# Summer's Journey To Being Mine



## TripleChrome (Jun 5, 2014)

^^This is Summer, the day I got her after I got home from buying her. Here, I will tell you her story, and give updates on her every day.

July 1st, 2014
Jus a normal day at PetSmart, right? I was jus going in with my parents to get cat food and aquarium salt for my boy Leo. I looked at the bettas, and saw a little female baby betta. The cutest thing ever, but I was saving my money up for a bigger tank for Leo. While we were getting the aquarium salt for Leo, I heard a 5 year old-ish boy say "Oh my god 'it's' so adorable and tiny' to his mom, who said, " No, you are not getting that fish. Bettas are mean and nasty stupid fish". So, the little boy starts walking with his mom, the fish in his hand, turning her cup over and over every five minutes. I told my parents I was going to the restroom, but I only said that because I was going to follow that kid and his mom to get te fish away from him. Finally, he saw that dogs were up for adoption in the back near the dog food. He slammed the betta down on dog food bags. So, naturally, I ran over and picked her up. Because of the kid dumping her over and over, she had only enough water to swim around in, but not a full cup like the water usually is. I ran over and got betta water, got my money out, paid for the betta an the betta water, poured the betta water in the cup and carriered her over to my parents, who were just getting back with the cat food. They said "oh no, not another betta that you paid for", only because I didn't have a tank for her, but I put her in a gallon bowl with a silk plant out of Leo's tank. He had an extra. The betta later became Summer, as picked by my friend between the names Paris, Sydney, Autumn and Summer.

July 2nd, 2014
This day, I went to Walmart and got Summer a one gallon tank, until I can get hr a bigger one. Ever since, she has been living happily in that tank.

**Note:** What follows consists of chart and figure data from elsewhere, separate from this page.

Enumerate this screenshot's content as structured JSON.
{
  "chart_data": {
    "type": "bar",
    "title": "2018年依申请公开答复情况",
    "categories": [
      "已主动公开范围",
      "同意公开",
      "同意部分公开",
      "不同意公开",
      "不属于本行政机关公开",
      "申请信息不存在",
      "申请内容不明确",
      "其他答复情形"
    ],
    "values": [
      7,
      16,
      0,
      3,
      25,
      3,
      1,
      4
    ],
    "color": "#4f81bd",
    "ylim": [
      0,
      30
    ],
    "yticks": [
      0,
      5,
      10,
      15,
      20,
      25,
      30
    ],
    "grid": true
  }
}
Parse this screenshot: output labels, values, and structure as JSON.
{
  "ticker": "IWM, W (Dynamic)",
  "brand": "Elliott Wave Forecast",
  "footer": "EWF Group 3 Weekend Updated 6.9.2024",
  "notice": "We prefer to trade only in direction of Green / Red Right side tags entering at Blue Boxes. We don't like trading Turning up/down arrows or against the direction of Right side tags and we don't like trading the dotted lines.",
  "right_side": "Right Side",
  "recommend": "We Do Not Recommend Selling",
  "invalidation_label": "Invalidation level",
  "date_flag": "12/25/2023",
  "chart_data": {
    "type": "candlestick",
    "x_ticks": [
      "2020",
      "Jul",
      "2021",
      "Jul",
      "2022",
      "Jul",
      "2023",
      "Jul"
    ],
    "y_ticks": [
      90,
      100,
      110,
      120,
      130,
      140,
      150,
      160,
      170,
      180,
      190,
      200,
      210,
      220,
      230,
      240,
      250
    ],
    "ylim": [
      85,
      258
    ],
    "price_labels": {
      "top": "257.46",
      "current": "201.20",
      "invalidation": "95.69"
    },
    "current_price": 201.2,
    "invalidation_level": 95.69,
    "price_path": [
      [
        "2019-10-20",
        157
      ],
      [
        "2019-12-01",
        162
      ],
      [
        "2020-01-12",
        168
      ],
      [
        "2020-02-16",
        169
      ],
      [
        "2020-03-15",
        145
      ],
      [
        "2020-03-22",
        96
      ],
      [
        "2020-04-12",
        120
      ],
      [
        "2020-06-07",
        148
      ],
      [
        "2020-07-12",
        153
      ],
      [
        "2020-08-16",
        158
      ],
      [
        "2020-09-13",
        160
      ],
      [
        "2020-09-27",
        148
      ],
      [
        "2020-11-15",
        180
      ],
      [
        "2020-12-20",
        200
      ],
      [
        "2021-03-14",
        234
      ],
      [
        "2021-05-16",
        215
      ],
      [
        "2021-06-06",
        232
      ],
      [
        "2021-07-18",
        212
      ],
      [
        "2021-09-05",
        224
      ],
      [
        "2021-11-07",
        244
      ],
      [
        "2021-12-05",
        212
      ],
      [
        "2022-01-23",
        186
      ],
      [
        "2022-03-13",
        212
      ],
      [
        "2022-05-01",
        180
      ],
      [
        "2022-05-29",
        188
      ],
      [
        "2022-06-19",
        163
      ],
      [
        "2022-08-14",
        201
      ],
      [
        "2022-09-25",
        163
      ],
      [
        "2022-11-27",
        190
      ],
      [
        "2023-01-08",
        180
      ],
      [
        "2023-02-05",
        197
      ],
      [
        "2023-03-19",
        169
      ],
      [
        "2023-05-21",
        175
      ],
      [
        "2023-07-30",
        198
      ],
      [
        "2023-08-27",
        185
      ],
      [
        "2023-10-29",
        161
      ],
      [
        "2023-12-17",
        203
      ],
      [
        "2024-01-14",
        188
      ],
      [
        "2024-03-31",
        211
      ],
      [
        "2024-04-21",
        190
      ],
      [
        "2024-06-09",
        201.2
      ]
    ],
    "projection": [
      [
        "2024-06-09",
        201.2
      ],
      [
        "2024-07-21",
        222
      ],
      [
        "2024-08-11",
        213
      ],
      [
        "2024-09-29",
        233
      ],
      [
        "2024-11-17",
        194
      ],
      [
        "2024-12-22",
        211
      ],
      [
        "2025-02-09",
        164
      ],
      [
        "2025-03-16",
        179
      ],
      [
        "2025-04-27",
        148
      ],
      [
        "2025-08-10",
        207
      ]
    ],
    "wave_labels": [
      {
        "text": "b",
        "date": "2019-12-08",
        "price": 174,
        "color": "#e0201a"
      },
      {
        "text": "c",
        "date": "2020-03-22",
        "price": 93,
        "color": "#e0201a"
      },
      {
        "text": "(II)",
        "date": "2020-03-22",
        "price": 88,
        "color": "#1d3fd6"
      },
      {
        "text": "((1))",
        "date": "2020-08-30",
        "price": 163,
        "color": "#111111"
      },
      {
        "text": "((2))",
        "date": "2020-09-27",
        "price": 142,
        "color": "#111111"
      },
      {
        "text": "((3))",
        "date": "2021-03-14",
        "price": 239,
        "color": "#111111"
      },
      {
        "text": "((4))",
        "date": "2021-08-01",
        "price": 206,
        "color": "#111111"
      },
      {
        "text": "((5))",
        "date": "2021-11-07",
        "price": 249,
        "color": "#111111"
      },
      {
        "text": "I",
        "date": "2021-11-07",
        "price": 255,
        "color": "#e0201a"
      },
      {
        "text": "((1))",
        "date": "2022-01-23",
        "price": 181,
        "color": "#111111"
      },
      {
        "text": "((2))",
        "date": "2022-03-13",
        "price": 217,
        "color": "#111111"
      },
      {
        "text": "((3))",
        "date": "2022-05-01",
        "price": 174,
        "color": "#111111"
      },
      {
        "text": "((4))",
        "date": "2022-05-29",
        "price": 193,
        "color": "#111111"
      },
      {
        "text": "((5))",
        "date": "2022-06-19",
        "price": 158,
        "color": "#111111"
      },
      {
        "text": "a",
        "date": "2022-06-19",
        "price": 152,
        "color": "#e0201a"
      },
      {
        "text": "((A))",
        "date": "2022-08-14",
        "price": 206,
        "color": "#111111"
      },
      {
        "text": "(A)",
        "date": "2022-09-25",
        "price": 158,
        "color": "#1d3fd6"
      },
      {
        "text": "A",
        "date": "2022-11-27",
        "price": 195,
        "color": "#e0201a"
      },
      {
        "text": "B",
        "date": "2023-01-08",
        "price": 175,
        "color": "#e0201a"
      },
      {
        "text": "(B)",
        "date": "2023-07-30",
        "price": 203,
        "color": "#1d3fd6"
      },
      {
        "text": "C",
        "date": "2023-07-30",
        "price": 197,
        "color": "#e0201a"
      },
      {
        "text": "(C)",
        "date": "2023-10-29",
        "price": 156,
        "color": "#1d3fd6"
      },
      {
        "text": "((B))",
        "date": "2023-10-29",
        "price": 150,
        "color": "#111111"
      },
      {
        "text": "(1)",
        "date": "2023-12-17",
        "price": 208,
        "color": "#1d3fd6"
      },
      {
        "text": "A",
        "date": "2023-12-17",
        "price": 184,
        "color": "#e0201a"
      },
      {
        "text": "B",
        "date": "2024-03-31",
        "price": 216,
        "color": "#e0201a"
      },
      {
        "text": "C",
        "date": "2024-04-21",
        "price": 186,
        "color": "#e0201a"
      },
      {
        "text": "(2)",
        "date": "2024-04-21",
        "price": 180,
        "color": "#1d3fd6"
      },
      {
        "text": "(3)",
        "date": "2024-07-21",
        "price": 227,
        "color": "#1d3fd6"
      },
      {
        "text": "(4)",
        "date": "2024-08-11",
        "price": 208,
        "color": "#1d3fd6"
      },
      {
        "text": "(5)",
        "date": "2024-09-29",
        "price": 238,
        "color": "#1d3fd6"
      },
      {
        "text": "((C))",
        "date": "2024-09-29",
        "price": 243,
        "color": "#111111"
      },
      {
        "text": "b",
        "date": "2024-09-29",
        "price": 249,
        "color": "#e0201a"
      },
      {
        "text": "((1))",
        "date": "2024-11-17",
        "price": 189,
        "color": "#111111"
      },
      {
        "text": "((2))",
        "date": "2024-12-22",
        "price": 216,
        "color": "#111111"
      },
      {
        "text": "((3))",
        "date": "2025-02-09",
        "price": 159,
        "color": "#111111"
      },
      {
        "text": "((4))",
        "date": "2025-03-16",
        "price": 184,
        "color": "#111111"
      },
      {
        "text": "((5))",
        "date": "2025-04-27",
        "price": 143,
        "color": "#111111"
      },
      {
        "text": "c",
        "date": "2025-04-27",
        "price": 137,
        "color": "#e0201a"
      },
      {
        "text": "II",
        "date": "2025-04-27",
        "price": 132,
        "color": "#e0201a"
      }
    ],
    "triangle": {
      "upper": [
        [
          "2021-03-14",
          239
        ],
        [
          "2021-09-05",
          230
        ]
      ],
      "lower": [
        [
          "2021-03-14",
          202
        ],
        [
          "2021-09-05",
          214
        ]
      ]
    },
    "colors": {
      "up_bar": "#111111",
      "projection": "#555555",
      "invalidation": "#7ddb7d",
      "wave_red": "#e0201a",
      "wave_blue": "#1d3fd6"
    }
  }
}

All the way to today, August 9th, 2014
Summer is still doing perfectly fine. She has seemed to forget about that dreadful day.


----------



## myexplodingcat (Apr 9, 2014)

Aww, poor sweetie. Good thing you picked her up!


----------



## Alaura123 (Jul 4, 2014)

She is a cutie! poor girl is lucky you found her!


----------



## hrutan (Jun 25, 2014)

Ugh, parent fail. I'm glad you were able to take her.


----------